Andrew restò interdetto qualche istante, prima di spalancare gli occhi e le labbra, finalmente capendo. "Tu credevi che..."

"Lo credo ancora." Lo interruppi, scrollando le spalle. "Non posso averne la certezza."

Andrew deglutì a fatica l'ultimo sorso di caffè, prima di poggiare la tazza a terra. Si voltò completamente verso di me, e per fortuna mi sembrò quasi di vedere parte della rabbia svanire dal suo volto. "Cosa..." iniziò, interrompendosi poi per sospirare appena. "Cosa ti ha fatto cambiare idea?"

Sorrisi piano, ricordando quel giorno. "Stavo andando in ospedale, per abortire." Iniziai. "Quell'ospedale era dannatamente enorme ed io non ricordavo il piano in cui dovevo andare. E il caso ha voluto che, una volta aperte le porte dell'ascensore, mi fossi ritrovata nel reparto neonatale." I miei occhi divennero lucidi all'istante, ma cercai di trattenere le lacrime. "È stato così strano... ho sentito come un richiamo, e quando sono entrata nel reparto, sono passata accanto al nido, che aveva una vetrata, dove c'erano tutti i neonati in piccole culle. E più li guardavo e più mi sentivo in colpa per quello che stavo facendo. Potevo portare in grembo il frutto di uno stupro, ma era mio figlio. E probabilmente un gesto del genere non me lo sarei mai perdonato."

Andrew, quasi istintivamente, afferrò la mia mano e la strinse con la sua. Quel contatto mandò una scarica elettrica lungo tutta la mia spina dorsale, e senza che me ne accorgessi il cuore mi batté un po' più forte.

"Avresti potuto dirmelo, Cris." Sussurrò appena. "Lo avremmo affrontato insieme."

"Si, così tu saresti venuto in Italia per prenderti cura di un figlio che probabilmente non è neanche tuo." A quel punto, una lacrima cadde dal mio volto, ma riuscii ad asciugarla in fretta e a non versarne altre. "Sapevo che lo avresti fatto."

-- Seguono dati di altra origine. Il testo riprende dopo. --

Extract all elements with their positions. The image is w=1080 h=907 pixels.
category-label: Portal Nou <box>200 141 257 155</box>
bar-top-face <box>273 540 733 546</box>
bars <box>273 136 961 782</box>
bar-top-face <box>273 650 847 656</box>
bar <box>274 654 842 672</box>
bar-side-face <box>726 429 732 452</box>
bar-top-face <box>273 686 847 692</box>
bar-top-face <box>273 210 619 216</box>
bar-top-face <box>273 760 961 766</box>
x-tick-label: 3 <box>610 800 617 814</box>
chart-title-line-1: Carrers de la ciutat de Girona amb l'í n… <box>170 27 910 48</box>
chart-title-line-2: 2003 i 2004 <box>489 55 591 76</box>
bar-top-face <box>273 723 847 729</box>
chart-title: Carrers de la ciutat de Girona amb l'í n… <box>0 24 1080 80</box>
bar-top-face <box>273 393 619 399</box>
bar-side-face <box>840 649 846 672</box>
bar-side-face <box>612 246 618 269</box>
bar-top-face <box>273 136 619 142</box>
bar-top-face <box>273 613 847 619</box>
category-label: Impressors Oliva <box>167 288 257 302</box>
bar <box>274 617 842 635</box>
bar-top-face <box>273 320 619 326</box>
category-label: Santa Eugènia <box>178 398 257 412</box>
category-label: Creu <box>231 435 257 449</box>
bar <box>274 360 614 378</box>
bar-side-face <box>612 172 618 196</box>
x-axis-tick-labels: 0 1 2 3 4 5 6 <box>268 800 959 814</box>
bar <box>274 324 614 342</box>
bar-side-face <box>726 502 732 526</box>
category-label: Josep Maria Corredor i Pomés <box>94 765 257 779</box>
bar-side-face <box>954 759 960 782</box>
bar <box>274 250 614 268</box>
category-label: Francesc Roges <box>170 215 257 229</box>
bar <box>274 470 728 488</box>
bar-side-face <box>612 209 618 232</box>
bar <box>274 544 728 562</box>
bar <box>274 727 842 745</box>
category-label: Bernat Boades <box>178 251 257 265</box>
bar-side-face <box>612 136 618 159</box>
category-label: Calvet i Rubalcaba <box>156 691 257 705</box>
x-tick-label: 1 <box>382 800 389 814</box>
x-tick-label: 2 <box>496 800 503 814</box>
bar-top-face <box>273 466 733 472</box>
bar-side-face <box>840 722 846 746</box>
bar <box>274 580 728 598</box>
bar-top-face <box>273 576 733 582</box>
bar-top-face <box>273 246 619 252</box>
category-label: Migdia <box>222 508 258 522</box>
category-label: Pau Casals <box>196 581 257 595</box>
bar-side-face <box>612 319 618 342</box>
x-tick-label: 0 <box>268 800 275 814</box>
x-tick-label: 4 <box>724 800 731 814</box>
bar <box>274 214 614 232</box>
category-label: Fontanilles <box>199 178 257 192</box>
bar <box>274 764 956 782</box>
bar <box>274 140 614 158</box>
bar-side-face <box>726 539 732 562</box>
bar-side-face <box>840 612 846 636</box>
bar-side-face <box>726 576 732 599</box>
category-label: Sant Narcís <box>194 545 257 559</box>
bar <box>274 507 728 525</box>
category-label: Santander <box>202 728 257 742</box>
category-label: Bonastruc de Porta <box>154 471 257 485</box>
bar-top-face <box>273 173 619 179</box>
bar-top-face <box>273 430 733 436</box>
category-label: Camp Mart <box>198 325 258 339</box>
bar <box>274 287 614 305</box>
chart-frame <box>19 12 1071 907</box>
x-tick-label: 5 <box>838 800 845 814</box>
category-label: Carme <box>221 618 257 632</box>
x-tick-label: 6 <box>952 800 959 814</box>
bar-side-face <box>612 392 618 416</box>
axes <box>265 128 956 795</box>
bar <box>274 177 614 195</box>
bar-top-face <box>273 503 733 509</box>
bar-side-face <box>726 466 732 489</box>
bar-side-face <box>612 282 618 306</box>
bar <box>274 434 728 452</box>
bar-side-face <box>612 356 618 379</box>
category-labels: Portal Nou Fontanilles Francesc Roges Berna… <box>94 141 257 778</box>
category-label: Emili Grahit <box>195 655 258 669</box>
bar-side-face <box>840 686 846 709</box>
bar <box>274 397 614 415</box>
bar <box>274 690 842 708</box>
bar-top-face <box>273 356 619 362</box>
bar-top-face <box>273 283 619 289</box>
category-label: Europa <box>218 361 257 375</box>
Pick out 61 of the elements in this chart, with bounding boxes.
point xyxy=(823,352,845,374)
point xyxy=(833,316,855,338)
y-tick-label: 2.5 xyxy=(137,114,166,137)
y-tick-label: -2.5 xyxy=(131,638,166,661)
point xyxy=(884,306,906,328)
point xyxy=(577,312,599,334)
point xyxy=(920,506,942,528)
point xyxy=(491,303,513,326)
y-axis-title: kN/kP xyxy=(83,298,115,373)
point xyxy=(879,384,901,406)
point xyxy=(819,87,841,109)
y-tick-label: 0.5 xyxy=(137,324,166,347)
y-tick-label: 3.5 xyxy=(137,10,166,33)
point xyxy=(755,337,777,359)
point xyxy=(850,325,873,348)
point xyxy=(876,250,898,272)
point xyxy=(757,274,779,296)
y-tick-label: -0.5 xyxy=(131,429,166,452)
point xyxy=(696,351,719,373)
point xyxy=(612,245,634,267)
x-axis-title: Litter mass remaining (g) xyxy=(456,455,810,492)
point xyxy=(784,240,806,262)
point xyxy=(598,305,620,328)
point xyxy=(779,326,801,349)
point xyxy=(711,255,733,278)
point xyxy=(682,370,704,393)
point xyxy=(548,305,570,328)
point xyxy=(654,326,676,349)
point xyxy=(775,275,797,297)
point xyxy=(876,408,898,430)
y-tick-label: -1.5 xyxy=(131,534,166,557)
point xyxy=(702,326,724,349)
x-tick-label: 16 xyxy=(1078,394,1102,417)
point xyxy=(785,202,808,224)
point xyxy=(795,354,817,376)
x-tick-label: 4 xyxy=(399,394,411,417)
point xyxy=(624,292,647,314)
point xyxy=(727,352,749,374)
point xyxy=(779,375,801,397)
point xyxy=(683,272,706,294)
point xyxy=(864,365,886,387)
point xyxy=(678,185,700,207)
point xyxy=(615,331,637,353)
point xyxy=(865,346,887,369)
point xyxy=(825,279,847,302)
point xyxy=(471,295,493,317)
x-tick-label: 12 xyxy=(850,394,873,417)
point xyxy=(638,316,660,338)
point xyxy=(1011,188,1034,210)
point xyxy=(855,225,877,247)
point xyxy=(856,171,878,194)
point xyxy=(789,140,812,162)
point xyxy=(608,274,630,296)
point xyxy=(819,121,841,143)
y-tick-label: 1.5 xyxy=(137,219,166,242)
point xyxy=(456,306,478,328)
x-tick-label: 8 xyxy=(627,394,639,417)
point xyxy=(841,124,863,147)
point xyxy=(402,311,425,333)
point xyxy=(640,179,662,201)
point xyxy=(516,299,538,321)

"Si, lo avrei fatto." Confermò, sollevando il mento. "Ma sarebbe stata la scelta giusta, una scelta che spettava a me."

"Andrew, non potevo permetterti di lasciare i tuoi studi e la tua città per... un'incertezza." Mormorai. Durante la gravidanza, Andrew era l'unica persona che avrei davvero voluto al mio fianco. Sarebbe stato un periodo decisamente migliore con lui accanto, ma non per questo doveva essere fatto. Andrew non poteva cambiare tutti i suoi piani e la sua vita per me, e per un ipotetico figlio.

"Non è stata facile per me, Drew." Dissi, voltandomi completamente verso di lui. "Avevo deciso di tenerlo, ma i primi mesi non riuscivo neanche a guardarmi allo specchio. Vedevo la mia pancia crescere e correvo a vomitare."

"Se me ne avessi parlato, avremmo potuto fare il test." Mi disse, serio. "Avremmo potuto sapere se fosse mio figlio."

"E se non lo fosse?" La voce mi uscì fuori come un sussurro, estremamente rauca e debole. "Avrei avuto un pezzo di carta che mi avrebbe ricordato per tutta la vita di Thomas."

Andrew serrò le labbra, chinando di poco il capo. Eppure, la sua mano stringeva ancora la mia. "Cris, io voglio saperlo se ho un figlio..."

Strinsi gli occhi, prendendo un grosso sospiro. Sapevo che lo avrebbe voluto, e per quanto in realtà non fossi pronta, sapevo anche fosse la cosa giusta da fare. "Quando vuoi possiamo andare in ospedale e fare il test."

Andrew annuì appena, poi si poggiò completamente allo schienale del dondolo, ed iniziò a muoverlo lentamente. Tra di noi crollò un piacevole silenzio, prima che mi decidessi a parlare.

"Quindi... migliori amici, hm?" Chiesi sarcastica, ma una sorriso non riuscii a trattenerlo. Mi sembrava quasi surreale parlare di nuovo con lui, dopo aver chiarito finalmente la questione del bambino. Onestamente, credo l'avrebbe presa molto male; ma del resto, Andrew è sempre riuscito a sorprendermi, ogni giorno sempre di più.